A deviated and elevated fundus, especially to the right, most commonly indicates a distended bladder pushing the uterus out of its normal midline position. The priority nursing action is to assist the client to void, which allows the uterus to contract and return to the midline. After voiding, the nurse should reassess the fundus for firmness and position.
9. A nurse is teaching a client and her partner about oxytocin use for labor induction. Which client statement indicates that further teaching is needed?
  • "It's normal for contractions to come one right after another without rest."​
  • "The nurse will check my baby's heart rate and my contractions often."​
  • "Once labor progresses, the dose can often be decreased or stopped."​
  • "The contractions may get stronger and closer together as the dose increases."

Explanation

This statement shows a misunderstanding of oxytocin use.
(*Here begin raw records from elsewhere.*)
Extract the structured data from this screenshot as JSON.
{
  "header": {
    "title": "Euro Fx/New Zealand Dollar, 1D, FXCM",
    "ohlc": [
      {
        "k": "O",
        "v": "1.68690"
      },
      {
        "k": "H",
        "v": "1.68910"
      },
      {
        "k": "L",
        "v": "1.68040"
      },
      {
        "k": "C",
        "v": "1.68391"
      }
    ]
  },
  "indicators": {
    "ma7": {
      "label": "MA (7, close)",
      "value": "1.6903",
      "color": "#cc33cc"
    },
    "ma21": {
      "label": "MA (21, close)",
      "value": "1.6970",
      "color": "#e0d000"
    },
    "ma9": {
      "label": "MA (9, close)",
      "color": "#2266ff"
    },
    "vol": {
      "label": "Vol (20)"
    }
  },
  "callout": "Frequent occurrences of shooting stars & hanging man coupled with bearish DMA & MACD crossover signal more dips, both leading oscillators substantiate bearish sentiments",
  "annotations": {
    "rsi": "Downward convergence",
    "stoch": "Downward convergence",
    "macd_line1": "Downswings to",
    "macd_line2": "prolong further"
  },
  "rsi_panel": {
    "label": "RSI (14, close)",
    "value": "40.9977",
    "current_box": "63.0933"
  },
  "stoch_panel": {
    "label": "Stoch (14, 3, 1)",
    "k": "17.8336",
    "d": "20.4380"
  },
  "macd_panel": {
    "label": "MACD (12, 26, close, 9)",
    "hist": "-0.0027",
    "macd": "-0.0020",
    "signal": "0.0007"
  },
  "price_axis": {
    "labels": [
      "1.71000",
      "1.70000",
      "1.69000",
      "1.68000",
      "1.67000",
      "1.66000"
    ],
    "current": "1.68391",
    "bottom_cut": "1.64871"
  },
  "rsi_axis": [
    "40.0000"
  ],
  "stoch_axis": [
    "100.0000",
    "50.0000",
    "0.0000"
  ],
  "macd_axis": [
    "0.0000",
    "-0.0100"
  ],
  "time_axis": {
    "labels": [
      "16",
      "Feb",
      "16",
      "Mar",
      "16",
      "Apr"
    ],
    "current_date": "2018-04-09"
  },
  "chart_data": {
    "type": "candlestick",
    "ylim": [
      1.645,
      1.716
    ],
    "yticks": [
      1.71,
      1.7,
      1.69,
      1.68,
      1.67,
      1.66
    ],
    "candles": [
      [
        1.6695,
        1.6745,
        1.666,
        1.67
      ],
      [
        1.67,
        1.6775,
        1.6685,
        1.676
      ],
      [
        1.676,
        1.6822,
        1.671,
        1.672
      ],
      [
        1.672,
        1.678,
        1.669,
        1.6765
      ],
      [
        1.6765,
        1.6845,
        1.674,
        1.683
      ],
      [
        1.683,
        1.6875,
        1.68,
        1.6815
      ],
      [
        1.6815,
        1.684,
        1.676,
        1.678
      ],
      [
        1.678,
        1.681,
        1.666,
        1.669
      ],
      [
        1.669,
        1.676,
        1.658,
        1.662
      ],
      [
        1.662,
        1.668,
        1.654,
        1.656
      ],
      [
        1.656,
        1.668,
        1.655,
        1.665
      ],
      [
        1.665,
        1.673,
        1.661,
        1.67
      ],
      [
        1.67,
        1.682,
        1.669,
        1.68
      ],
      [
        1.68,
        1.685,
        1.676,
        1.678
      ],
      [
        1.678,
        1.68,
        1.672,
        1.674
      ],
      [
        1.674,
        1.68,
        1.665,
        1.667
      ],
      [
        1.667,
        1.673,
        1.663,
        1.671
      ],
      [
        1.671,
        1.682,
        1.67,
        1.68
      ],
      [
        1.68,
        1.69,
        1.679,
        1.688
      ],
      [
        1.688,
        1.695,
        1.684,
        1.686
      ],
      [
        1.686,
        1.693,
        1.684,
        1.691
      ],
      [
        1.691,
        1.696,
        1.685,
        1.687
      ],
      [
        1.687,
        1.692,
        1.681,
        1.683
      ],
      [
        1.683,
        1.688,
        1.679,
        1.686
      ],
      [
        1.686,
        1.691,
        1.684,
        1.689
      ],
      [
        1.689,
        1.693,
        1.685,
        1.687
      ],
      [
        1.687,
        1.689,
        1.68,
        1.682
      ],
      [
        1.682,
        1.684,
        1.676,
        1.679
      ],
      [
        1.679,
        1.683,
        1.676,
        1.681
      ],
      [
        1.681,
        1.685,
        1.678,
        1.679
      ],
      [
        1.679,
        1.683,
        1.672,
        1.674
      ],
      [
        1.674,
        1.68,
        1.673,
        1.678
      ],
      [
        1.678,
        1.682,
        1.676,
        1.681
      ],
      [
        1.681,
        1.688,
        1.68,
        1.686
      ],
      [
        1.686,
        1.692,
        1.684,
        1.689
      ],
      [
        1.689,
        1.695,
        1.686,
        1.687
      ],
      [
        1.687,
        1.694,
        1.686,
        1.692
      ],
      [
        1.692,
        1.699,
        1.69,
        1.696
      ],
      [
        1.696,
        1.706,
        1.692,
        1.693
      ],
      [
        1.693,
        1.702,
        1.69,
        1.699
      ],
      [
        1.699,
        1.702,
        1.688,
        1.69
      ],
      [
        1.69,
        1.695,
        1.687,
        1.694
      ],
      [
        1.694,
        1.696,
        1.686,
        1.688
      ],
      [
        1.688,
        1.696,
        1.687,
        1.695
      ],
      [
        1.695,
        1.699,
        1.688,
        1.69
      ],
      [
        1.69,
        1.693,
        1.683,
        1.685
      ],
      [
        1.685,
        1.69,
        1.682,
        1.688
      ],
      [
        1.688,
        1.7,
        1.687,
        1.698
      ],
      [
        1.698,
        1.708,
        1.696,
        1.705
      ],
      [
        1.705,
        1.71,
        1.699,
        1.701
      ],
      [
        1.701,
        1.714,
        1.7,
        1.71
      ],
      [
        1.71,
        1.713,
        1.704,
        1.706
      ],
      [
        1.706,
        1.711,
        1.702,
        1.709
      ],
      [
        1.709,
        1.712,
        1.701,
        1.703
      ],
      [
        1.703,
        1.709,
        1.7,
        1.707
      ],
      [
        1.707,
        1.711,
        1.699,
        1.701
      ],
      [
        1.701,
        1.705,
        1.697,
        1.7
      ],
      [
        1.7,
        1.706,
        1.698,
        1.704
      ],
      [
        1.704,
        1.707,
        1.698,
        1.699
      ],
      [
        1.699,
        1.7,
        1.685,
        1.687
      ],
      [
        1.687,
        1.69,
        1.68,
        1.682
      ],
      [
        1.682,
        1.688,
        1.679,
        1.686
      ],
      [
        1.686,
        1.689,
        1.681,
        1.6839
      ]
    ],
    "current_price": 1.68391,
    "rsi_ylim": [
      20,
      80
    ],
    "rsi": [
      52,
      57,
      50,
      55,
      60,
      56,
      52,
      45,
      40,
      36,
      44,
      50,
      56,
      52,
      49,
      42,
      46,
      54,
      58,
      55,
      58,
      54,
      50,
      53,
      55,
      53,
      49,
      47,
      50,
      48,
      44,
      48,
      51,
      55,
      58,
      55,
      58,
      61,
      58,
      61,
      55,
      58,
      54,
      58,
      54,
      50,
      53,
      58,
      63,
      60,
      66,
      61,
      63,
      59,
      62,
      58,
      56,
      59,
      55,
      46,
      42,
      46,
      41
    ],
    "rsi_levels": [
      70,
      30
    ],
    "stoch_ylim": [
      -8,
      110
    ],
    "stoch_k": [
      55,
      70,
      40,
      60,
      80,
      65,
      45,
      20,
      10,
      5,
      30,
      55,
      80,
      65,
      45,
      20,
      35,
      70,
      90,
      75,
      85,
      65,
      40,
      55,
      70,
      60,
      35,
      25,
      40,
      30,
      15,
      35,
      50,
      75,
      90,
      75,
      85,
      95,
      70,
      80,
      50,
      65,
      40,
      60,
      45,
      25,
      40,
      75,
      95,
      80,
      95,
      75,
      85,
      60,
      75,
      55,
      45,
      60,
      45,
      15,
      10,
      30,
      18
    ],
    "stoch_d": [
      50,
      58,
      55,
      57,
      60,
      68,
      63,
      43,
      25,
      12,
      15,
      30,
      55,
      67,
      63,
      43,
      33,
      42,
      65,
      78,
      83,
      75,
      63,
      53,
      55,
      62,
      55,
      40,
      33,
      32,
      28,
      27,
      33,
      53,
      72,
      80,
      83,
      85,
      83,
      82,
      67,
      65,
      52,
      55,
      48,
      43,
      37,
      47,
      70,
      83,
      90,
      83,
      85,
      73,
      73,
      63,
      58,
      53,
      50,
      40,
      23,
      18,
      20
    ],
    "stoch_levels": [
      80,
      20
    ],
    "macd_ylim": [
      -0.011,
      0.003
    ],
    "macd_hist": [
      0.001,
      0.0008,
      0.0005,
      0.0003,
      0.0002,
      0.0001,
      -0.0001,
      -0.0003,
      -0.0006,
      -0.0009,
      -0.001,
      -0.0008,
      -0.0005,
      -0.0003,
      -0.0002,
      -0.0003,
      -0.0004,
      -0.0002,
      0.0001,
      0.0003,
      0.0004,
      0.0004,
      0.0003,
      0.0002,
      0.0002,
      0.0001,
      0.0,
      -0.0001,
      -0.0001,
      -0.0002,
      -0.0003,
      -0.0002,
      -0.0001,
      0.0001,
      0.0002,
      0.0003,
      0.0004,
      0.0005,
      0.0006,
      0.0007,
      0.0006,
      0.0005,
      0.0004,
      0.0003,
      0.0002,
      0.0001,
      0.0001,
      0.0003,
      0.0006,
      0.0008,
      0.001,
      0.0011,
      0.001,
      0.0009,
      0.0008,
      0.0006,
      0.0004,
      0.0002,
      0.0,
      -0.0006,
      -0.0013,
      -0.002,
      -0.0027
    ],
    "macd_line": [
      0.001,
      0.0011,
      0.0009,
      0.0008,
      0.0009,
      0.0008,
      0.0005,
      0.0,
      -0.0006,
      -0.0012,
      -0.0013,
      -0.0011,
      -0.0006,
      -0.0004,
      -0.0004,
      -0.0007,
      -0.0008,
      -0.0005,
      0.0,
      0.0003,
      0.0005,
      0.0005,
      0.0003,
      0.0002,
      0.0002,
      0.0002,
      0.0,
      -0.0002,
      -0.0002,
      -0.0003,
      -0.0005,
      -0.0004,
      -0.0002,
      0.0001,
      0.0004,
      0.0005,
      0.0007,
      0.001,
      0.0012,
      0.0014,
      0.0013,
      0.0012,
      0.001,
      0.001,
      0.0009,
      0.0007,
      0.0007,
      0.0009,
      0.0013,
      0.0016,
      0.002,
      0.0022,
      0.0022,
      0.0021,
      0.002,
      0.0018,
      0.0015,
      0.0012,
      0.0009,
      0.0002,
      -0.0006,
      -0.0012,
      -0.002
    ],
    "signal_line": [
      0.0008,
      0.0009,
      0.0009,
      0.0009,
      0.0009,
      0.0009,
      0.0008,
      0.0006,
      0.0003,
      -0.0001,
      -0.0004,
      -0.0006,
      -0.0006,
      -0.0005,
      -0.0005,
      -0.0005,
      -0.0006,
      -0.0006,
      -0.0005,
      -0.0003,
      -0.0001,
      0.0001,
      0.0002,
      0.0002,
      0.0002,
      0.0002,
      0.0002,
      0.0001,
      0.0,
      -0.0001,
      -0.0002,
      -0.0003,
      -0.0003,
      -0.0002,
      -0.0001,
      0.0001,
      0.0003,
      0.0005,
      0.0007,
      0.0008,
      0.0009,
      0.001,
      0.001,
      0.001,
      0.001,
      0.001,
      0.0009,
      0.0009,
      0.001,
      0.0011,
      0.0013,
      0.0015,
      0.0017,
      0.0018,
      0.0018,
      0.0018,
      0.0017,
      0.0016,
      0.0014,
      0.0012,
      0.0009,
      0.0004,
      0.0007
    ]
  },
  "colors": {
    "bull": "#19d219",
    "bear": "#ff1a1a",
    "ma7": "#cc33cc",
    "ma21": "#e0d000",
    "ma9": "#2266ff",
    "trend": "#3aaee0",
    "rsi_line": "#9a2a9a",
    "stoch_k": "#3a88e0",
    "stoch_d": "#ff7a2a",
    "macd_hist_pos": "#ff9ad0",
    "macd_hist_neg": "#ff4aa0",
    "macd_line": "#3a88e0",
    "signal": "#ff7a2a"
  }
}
Contractions should never occur one right after another without rest, as this indicates uterine tachysystole, which can reduce placental perfusion and cause fetal distress. When administering oxytocin, the nurse monitors the fetal heart rate and contraction pattern closely to ensure contractions occur every 2–3 minutes, lasting 45–60 seconds, with adequate relaxation in between. The other statements correctly describe safe and expected effects of oxytocin during induction.
10. Because a full bladder prevents the uterus from contracting normally, nurses intervene to help the woman spontaneously empty her bladder as soon as possible. If all else fails, what tactic might the nurse use?
  • Asking the healthcare provider to prescribe analgesic agents​
  • Pouring water from a squeeze bottle over the woman's perineum​
  • Inserting a sterile catheter​
  • Placing oil of peppermint in a bedpan under the woman

Explanation

If noninvasive methods fail, placing a few drops of oil of peppermint in a bedpan beneath the woman may help stimulate urination. The aroma of peppermint oil can cause reflex relaxation of the urinary sphincter and promote voiding. Nurses should try simpler measures first—such as running water or using a peri-bottle—before resorting to catheterization. Catheterization (C) is a last resort due to infection risk, while analgesics (A) and pouring water (B) are initial but not final interventions if voiding still does not occur.